GCC Ver 3.4.6 4.3.3 4.4.1
------ ------ ------
Trial 1 467.58 340.05 309.88
Trial 2 436.73 380.04 277.64
Trail 3 429.33 351.14 290.84
------ ------ ------
Average 444.55 357.08 292.79
Speedup 1.00 1.24 1.52
(rel. to
3.4.6)
To compile this application, I used the flags "-g -funroll-loops -march=core2 -O3 -Wall" for 4.3.3 and 4.4.1 and "-g -funroll-loops -O3 -Wall" for 3.4.6 (which lacks the "-march=core2" option). For general use, I'd suggest -O2, add -march=core2 if you know your application will only run on newish hardware, and add -funroll-loops for applications with heavy STL use. If doing heavy floating point arithmetic, check out the -ffast-math option, but be sure you are comfortable with what this option enables and disables. A recent Markov Chain Monte Carlo (MCMC) simulation application I examined ran 30% faster simply by enabling -ffast-math.

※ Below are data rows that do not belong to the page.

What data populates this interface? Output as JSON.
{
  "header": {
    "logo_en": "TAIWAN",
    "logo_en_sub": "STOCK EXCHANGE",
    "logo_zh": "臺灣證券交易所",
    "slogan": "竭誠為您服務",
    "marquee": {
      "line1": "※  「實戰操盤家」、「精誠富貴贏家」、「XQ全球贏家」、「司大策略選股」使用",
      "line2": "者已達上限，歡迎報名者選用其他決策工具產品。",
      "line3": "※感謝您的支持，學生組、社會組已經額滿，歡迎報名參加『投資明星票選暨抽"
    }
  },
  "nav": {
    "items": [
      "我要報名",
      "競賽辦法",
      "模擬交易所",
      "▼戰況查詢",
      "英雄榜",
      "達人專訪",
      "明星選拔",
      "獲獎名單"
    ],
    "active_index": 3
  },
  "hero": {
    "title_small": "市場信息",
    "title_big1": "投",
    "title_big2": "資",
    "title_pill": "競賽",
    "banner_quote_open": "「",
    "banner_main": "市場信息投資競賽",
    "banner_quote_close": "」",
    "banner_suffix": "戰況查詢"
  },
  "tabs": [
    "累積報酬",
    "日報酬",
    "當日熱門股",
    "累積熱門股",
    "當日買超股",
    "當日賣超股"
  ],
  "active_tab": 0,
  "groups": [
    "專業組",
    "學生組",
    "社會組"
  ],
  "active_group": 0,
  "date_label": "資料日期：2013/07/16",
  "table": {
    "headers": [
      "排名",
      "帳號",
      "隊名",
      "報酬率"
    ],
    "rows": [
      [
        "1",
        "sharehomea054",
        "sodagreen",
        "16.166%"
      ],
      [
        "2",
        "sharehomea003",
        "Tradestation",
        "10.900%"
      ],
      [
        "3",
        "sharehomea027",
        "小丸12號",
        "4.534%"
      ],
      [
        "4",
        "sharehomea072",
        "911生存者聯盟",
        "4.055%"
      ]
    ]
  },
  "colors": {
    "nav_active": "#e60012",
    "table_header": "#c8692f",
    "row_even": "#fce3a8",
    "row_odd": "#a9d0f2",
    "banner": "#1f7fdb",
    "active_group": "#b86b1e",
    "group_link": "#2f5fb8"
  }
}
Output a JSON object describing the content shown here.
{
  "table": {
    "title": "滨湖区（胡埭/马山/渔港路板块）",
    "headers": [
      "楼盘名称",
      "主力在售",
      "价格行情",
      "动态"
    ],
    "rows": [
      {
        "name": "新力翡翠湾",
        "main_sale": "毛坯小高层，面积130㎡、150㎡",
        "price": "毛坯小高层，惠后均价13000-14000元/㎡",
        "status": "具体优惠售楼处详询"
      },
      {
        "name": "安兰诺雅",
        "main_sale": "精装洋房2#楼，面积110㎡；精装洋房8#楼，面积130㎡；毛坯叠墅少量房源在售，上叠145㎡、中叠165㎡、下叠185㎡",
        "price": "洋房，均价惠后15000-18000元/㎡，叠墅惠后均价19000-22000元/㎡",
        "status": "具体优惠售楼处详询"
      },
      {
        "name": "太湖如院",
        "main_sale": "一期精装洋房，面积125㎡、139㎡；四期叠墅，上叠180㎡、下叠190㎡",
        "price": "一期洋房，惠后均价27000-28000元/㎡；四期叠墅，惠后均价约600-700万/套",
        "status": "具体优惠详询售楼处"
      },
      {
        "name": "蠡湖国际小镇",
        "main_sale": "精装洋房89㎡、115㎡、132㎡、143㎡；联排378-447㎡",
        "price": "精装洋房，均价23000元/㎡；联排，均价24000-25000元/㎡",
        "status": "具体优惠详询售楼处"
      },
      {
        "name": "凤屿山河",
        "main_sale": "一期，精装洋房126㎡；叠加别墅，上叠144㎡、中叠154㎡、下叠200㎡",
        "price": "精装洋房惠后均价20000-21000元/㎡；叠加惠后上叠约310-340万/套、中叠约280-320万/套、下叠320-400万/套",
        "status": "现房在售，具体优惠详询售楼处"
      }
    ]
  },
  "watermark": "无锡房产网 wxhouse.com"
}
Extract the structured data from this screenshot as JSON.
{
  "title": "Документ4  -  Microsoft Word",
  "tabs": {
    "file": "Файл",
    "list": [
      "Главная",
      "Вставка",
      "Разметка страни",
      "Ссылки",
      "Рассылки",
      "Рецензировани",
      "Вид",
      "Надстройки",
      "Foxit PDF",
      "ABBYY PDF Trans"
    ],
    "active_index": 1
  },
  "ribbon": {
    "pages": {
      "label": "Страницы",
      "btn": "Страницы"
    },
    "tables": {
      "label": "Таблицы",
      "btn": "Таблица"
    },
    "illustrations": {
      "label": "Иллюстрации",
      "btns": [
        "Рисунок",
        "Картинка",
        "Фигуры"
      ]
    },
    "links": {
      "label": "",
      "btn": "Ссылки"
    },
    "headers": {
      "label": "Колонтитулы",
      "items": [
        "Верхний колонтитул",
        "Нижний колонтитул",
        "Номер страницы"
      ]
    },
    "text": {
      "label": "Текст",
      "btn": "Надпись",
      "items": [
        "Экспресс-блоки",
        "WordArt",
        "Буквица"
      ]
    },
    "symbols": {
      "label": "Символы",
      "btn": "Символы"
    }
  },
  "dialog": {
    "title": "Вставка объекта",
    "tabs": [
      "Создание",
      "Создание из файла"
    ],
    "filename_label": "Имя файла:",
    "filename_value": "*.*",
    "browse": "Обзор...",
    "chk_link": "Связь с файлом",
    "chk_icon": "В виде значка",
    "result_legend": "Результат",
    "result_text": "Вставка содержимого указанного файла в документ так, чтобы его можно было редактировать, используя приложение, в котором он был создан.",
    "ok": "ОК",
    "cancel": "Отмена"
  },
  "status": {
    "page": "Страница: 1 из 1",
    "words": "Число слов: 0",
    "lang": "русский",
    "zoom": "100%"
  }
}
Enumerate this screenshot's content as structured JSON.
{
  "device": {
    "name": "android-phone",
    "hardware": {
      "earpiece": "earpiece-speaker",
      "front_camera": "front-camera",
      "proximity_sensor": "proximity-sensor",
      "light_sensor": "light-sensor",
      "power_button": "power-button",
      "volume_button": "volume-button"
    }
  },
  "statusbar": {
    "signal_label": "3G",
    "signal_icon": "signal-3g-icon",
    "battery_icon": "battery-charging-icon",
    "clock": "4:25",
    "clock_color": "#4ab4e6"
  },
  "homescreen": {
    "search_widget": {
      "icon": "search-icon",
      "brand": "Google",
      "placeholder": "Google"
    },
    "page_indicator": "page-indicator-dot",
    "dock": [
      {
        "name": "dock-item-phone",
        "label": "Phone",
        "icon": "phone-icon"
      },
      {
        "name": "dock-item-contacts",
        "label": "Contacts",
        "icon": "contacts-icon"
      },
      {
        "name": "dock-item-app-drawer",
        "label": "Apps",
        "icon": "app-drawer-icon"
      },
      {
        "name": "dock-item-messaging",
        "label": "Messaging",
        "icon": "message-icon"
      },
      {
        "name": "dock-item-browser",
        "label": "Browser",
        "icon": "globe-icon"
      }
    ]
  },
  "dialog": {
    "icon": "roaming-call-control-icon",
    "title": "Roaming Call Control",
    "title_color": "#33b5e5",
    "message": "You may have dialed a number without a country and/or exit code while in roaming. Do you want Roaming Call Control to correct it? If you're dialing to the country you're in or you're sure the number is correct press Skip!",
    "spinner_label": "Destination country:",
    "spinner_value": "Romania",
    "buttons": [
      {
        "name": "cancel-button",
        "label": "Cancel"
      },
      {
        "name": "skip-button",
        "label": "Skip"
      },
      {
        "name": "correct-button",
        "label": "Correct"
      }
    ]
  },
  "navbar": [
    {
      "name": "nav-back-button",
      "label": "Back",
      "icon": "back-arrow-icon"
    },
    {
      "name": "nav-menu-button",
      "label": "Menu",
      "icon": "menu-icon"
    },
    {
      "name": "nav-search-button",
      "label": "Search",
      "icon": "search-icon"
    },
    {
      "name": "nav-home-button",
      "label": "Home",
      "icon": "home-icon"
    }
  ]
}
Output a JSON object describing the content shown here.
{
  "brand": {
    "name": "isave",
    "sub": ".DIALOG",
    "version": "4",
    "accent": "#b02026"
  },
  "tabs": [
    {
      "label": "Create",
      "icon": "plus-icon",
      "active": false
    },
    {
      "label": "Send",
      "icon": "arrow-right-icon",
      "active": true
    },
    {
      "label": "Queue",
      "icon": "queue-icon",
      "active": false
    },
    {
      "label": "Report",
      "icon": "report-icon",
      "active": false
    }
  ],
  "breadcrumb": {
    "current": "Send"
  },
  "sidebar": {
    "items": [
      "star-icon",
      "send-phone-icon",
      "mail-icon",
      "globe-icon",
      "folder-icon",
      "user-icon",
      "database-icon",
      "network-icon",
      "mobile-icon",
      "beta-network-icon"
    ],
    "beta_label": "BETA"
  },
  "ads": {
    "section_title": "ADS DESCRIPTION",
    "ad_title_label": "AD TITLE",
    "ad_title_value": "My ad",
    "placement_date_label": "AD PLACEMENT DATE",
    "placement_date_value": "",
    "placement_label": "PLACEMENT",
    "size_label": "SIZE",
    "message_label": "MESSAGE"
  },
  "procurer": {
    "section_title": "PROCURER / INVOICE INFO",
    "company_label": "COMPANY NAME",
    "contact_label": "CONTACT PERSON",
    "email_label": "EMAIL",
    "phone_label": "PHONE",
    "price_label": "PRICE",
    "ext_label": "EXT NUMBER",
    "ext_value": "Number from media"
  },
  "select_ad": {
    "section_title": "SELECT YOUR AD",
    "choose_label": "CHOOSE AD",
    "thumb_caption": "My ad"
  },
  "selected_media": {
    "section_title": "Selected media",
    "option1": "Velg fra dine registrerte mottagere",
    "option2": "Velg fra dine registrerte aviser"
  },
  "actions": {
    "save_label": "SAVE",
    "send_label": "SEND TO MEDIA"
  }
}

Options for compiling 32-bit applications are more complicated, especially for floating point heavy applications, but I discourage scientific applications from being built 32-bit. An increased number of registers and improved memory accesses is available on 64-bit Intel platforms, if the application is compiled 64-bit. so, many scientific applications have a performance boost simply by compiling them 64-bit.